Huh? I would think it matches just fine:

  • $x:item matches struct F {}, stopping before the ; because struct F {}; is not a valid item (or a prefix thereof)
  • $();* matches the semicolon nonterminal, and thus repeats
  • $x:item matches struct G {}
  • $();* does not match a semicolon, and thus ends
  • EOF; the expansion succeeds

They are not redundant – they are necessary for unambiguous parsing. The designers didn't put them in the language out of pure passion.

That's a call for all sorts of pain. Rust is intentionally not the """convenient""" whitespace language – those – basically – heuristics tend to introduce all sorts of hard to debug errors arising out of discrepancies between what's "obvious" to the human eye vs. what rules and exceptions and special cases the compiler handles.

I am a long time Swift user and I can tell you, life would be much simpler in Swift with semicolons. The language has all sorts of ugly assumptions about where expressions and statements end, and it's just extremely irritating.

2 Likes

But ; is now a valid item, so you’d get the following instead?

  1. $x:item matches struct F {} since it is a valid item
  2. $x:item matches ; since it is a valid item
  3. ; is expected as a non-terminal separator, but it has already been matched in 2. The matcher fails.

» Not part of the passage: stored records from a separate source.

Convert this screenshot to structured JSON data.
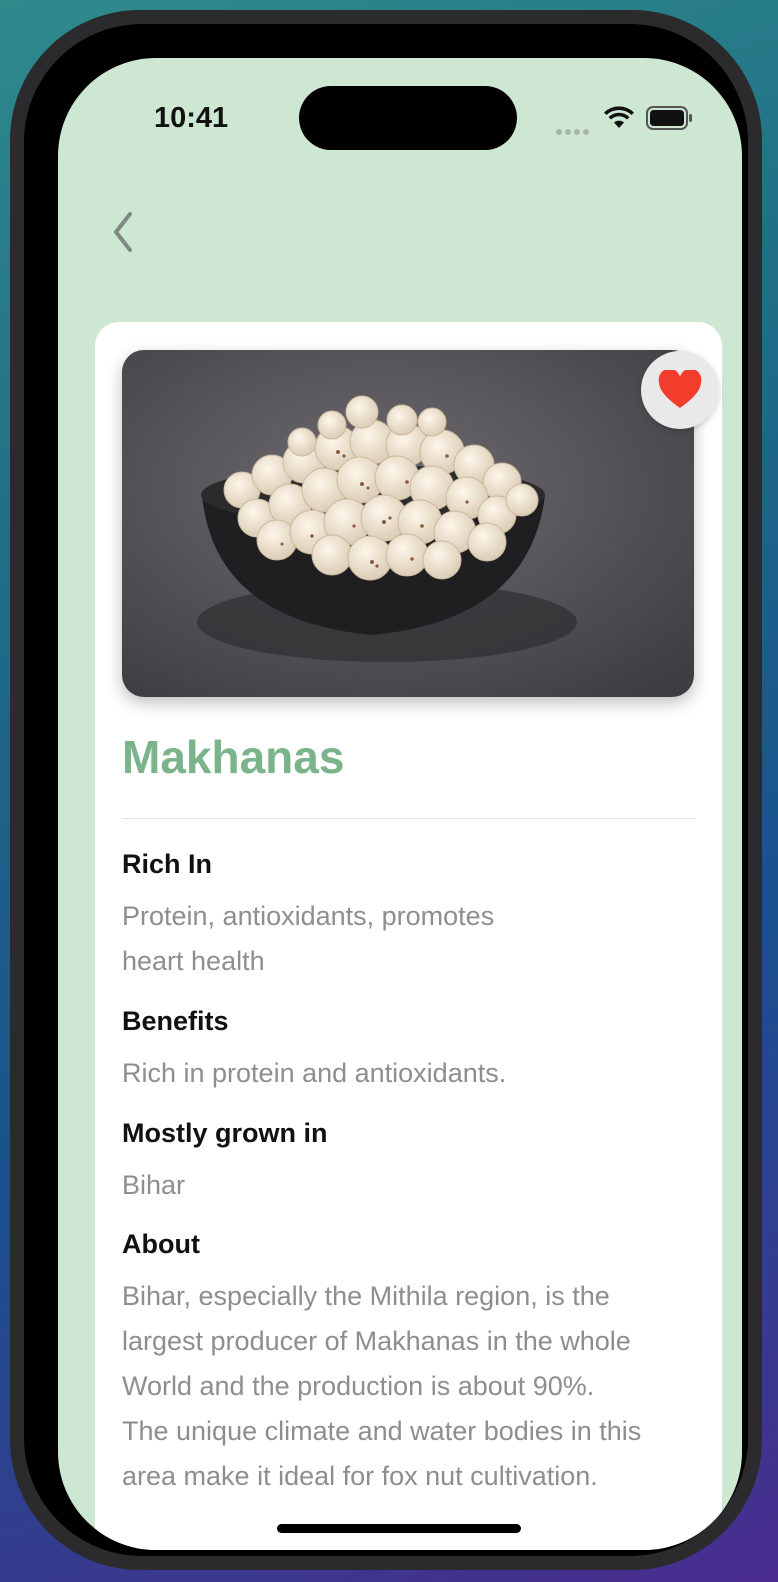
{
  "status_bar": {
    "time": "10:41"
  },
  "nav": {
    "back_icon": "chevron-left-icon"
  },
  "product": {
    "name": "Makhanas",
    "favorite_icon": "heart-icon",
    "favorite_color": "#f23c2c",
    "image_alt": "Bowl of makhanas"
  },
  "sections": [
    {
      "label": "Rich In",
      "text": "Protein, antioxidants, promotes\nheart health"
    },
    {
      "label": "Benefits",
      "text": "Rich in protein and antioxidants."
    },
    {
      "label": "Mostly grown in",
      "text": "Bihar"
    },
    {
      "label": "About",
      "text": "Bihar, especially the Mithila region, is the\nlargest producer of Makhanas in the whole\nWorld and the production is about 90%.\nThe unique climate and water bodies in this\narea make it ideal for fox nut cultivation."
    }
  ],
  "colors": {
    "background": "#cde7d3",
    "title": "#7bb38a",
    "body_text": "#8e8e8e"
  }
}
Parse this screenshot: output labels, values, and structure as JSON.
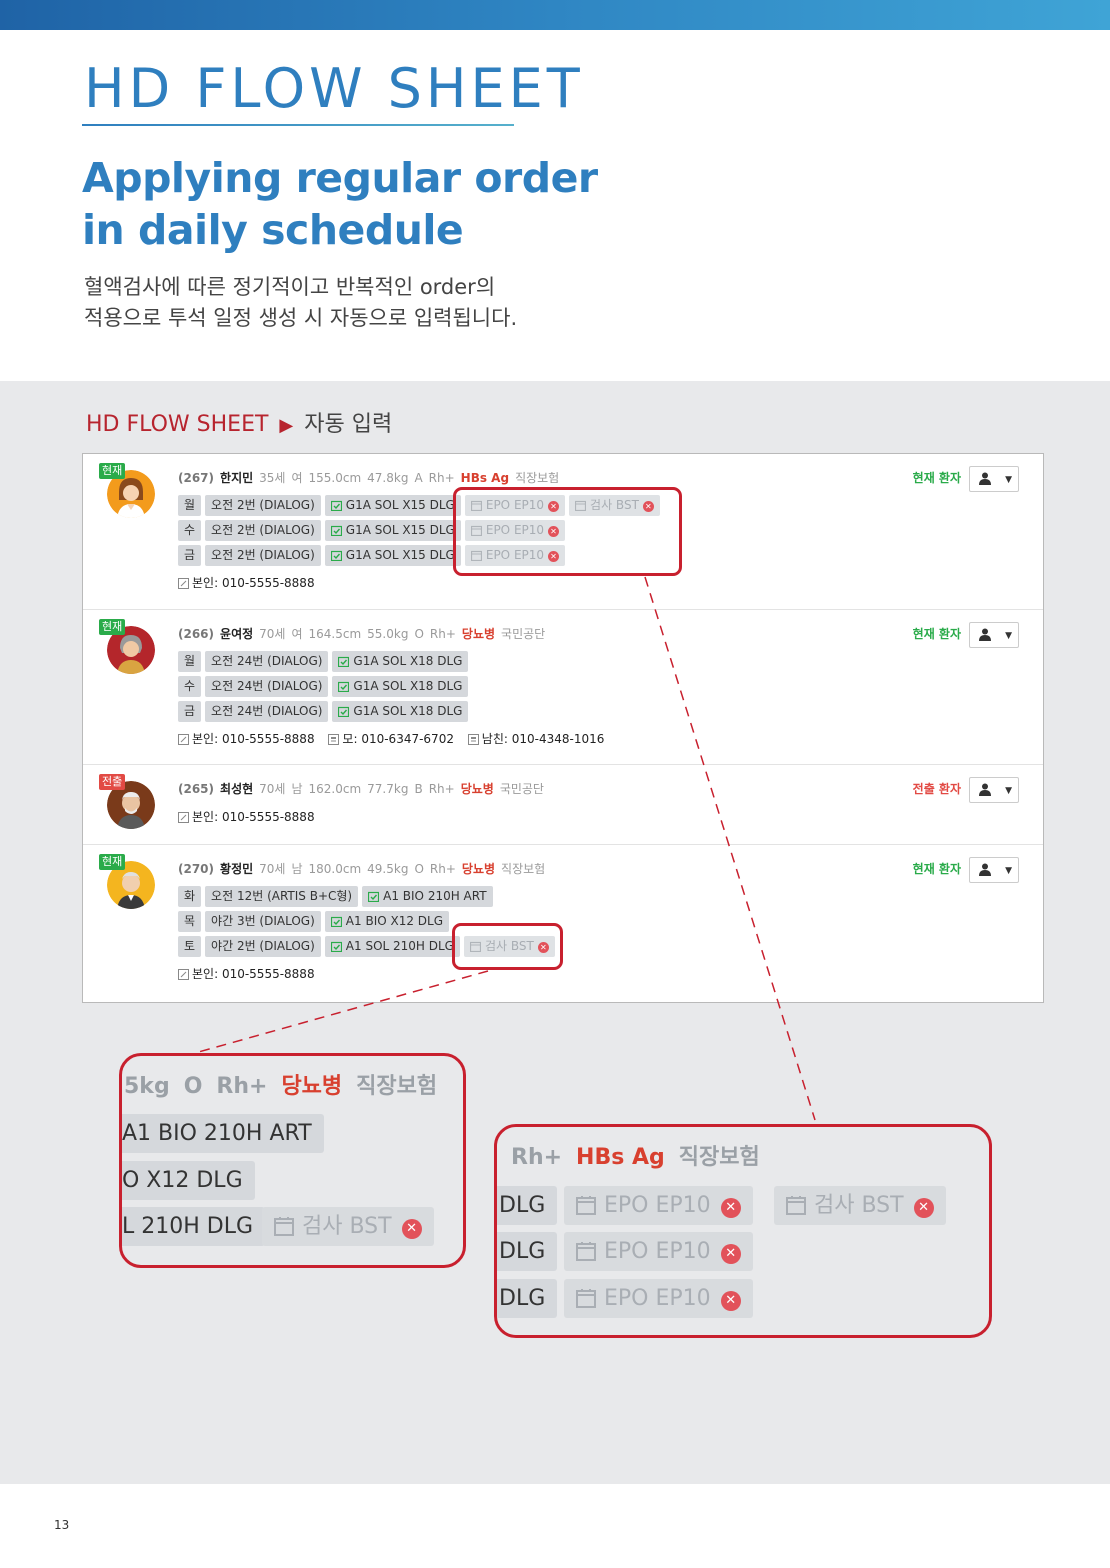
{
  "header": {
    "doc_title": "HD FLOW SHEET",
    "headline_line1": "Applying regular order",
    "headline_line2": "in daily schedule",
    "desc_line1": "혈액검사에 따른 정기적이고 반복적인 order의",
    "desc_line2": "적용으로 투석 일정 생성 시 자동으로 입력됩니다."
  },
  "section": {
    "label": "HD FLOW SHEET",
    "arrow": "▶",
    "after": "자동 입력"
  },
  "patients": [
    {
      "badge": "현재",
      "id": "(267)",
      "name": "한지민",
      "age": "35세",
      "sex": "여",
      "height": "155.0cm",
      "weight": "47.8kg",
      "blood": "A",
      "rh": "Rh+",
      "disease": "HBs Ag",
      "insurance": "직장보험",
      "status": "현재 환자",
      "schedule": [
        {
          "day": "월",
          "session": "오전 2번 (DIALOG)",
          "order": "G1A SOL X15 DLG",
          "extras": [
            "EPO EP10",
            "검사 BST"
          ]
        },
        {
          "day": "수",
          "session": "오전 2번 (DIALOG)",
          "order": "G1A SOL X15 DLG",
          "extras": [
            "EPO EP10"
          ]
        },
        {
          "day": "금",
          "session": "오전 2번 (DIALOG)",
          "order": "G1A SOL X15 DLG",
          "extras": [
            "EPO EP10"
          ]
        }
      ],
      "contacts": [
        "본인: 010-5555-8888"
      ]
    },
    {
      "badge": "현재",
      "id": "(266)",
      "name": "윤여정",
      "age": "70세",
      "sex": "여",
      "height": "164.5cm",
      "weight": "55.0kg",
      "blood": "O",
      "rh": "Rh+",
      "disease": "당뇨병",
      "insurance": "국민공단",
      "status": "현재 환자",
      "schedule": [
        {
          "day": "월",
          "session": "오전 24번 (DIALOG)",
          "order": "G1A SOL X18 DLG",
          "extras": []
        },
        {
          "day": "수",
          "session": "오전 24번 (DIALOG)",
          "order": "G1A SOL X18 DLG",
          "extras": []
        },
        {
          "day": "금",
          "session": "오전 24번 (DIALOG)",
          "order": "G1A SOL X18 DLG",
          "extras": []
        }
      ],
      "contacts": [
        "본인: 010-5555-8888",
        "모: 010-6347-6702",
        "남친: 010-4348-1016"
      ]
    },
    {
      "badge": "전출",
      "id": "(265)",
      "name": "최성현",
      "age": "70세",
      "sex": "남",
      "height": "162.0cm",
      "weight": "77.7kg",
      "blood": "B",
      "rh": "Rh+",
      "disease": "당뇨병",
      "insurance": "국민공단",
      "status": "전출 환자",
      "schedule": [],
      "contacts": [
        "본인: 010-5555-8888"
      ]
    },
    {
      "badge": "현재",
      "id": "(270)",
      "name": "황정민",
      "age": "70세",
      "sex": "남",
      "height": "180.0cm",
      "weight": "49.5kg",
      "blood": "O",
      "rh": "Rh+",
      "disease": "당뇨병",
      "insurance": "직장보험",
      "status": "현재 환자",
      "schedule": [
        {
          "day": "화",
          "session": "오전 12번 (ARTIS B+C형)",
          "order": "A1 BIO 210H ART",
          "extras": []
        },
        {
          "day": "목",
          "session": "야간 3번 (DIALOG)",
          "order": "A1 BIO X12 DLG",
          "extras": []
        },
        {
          "day": "토",
          "session": "야간 2번 (DIALOG)",
          "order": "A1 SOL 210H DLG",
          "extras": [
            "검사 BST"
          ]
        }
      ],
      "contacts": [
        "본인: 010-5555-8888"
      ]
    }
  ],
  "zoom_left": {
    "info": [
      "5kg",
      "O",
      "Rh+",
      "당뇨병",
      "직장보험"
    ],
    "rows": [
      "A1 BIO 210H ART",
      "O X12 DLG",
      "L 210H DLG"
    ],
    "extra": "검사 BST"
  },
  "zoom_right": {
    "info": [
      "Rh+",
      "HBs Ag",
      "직장보험"
    ],
    "rows": [
      "DLG",
      "DLG",
      "DLG"
    ],
    "extras_row1": [
      "EPO EP10",
      "검사 BST"
    ],
    "extras_row2": [
      "EPO EP10"
    ],
    "extras_row3": [
      "EPO EP10"
    ]
  },
  "colors": {
    "brand_blue": "#2f7fbf",
    "accent_red": "#c8202e",
    "status_green": "#2aab4a",
    "status_red": "#e24a44"
  },
  "icons": {
    "calendar": "calendar-icon",
    "calendar_check": "calendar-check-icon",
    "user": "user-icon",
    "remove": "remove-circle-icon",
    "phone": "phone-icon",
    "contact_card": "contact-card-icon"
  },
  "page_number": "13"
}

That would require it to attempt to parse two items right after the other, but $(<stuff>)<delim>* must match <delim> before it attempts to match <stuff> again.

1 Like

Oh I see; that makes sense. Thanks.

Right now, we have a very consistent rule: you need semicolons after any construct that doesn't take braces, and you need to omit the semicolon after any construct that takes braces. For instance, if {}, for {}, loop {}, if {} else {}, struct {}, enum {}, union {}, and extern {} all don't take semicolons. And for a variety of reasons we can't change most of those. Making some subset of them ignore unnecessary semicolons seems like a trap for users; better to document the pattern consistently.

I do think, however, we could make the error message much clearer. Right now, it just acts like any other parse error. We could recognize this specific case and very specifically say "don't put a ; after a struct" (and similarly for union and enum), to make the message more straightforward to understand and act on.

1 Like

You can have ; after {} in an expression context:

fn main() {
    struct Foo {};
    
    ;;;
    
    if true {} else {};
}

This is permitted since ; is interpreted as the expression ().

Why a subset? If ; is an item, then it is permitted after impl, extern, struct, union, enum, fn, trait consistently.

EDIT: @ExpHP want to join me in #rust-lang on IRC to work on an RFC perhaps?